しかしその感情を露わにしてまた娘を不安にさせてはいけないから、彼女はいつもの優しい調子で質問を続けた。
「みずは持ち帰ってきたの?今も家にあるの?」
「うん…あの!でもあの人は、落としたらダメって言ってた!捨ててもダメかも!」
「そうなの…でもそんな気味の悪いものどうしましょ。お父さんとも相談しないと…」
2人は少し落ち着きを取り戻し始めていた。
その水が触れたらすぐに害になるようなものではないと分かってきたからかもしれない。
「…あら?沙優。手についてたみずはどうしたの?」
「あれ!?消えてる!」
「…ちょっと、そのみず持ってきてくれる?」
「…うん!」
沙優は部屋から水を持ってきた。
それからしばらく母と観察して、もう一度だけ触ってみる等の実験をした上で、そっとしておけば大丈夫という結論に落ち着いた。

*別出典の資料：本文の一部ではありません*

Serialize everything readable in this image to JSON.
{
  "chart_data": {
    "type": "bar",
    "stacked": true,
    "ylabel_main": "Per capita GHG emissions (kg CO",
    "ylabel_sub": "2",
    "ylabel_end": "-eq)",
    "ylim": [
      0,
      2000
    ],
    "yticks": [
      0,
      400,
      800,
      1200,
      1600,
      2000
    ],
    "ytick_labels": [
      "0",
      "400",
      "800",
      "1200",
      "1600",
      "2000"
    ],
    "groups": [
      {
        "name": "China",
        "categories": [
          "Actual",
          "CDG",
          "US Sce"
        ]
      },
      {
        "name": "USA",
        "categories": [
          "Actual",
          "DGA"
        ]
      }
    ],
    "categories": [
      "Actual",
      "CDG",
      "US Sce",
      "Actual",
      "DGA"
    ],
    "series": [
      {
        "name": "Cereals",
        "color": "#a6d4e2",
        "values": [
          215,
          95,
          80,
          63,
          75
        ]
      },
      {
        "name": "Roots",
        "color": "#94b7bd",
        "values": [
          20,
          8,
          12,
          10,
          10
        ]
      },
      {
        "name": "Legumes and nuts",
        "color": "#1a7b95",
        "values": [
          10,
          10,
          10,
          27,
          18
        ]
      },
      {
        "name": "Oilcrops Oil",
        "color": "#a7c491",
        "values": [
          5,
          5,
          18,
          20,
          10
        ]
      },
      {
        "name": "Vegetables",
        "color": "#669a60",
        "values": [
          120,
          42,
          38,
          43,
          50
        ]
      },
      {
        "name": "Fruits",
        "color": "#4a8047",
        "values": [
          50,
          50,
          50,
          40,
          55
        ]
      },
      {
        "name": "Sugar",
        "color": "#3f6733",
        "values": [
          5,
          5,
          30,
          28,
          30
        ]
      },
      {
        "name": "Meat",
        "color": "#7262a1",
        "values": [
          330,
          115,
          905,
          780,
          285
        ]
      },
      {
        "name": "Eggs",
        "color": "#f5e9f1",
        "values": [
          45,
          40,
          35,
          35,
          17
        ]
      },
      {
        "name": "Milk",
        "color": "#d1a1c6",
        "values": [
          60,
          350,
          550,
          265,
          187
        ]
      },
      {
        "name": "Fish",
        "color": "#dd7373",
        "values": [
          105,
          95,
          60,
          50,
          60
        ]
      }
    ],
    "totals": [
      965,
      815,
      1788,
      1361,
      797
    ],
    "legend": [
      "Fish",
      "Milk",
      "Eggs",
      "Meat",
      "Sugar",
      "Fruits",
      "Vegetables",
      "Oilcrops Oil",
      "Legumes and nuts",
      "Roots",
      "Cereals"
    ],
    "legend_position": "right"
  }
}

水が手に付いても、服に擦り付ければ簡単に消せることも分かった。
「これはお母さんが預かっておくわ」
「落としたらダメだからね!?」
「分かったわよ。さ、ひとまず夜ご飯にしましょ!今日は沙優の好きな焼きそばよ!」
「やった〜!」
2人は夜ご飯を食べ始めた。
沙優の母の作る料理は毎日美味しくて、沙優は今日も綺麗に平らげた。
2人は今日あった出来事を喋りながら、楽しく夜ご飯のひとときを過ごした。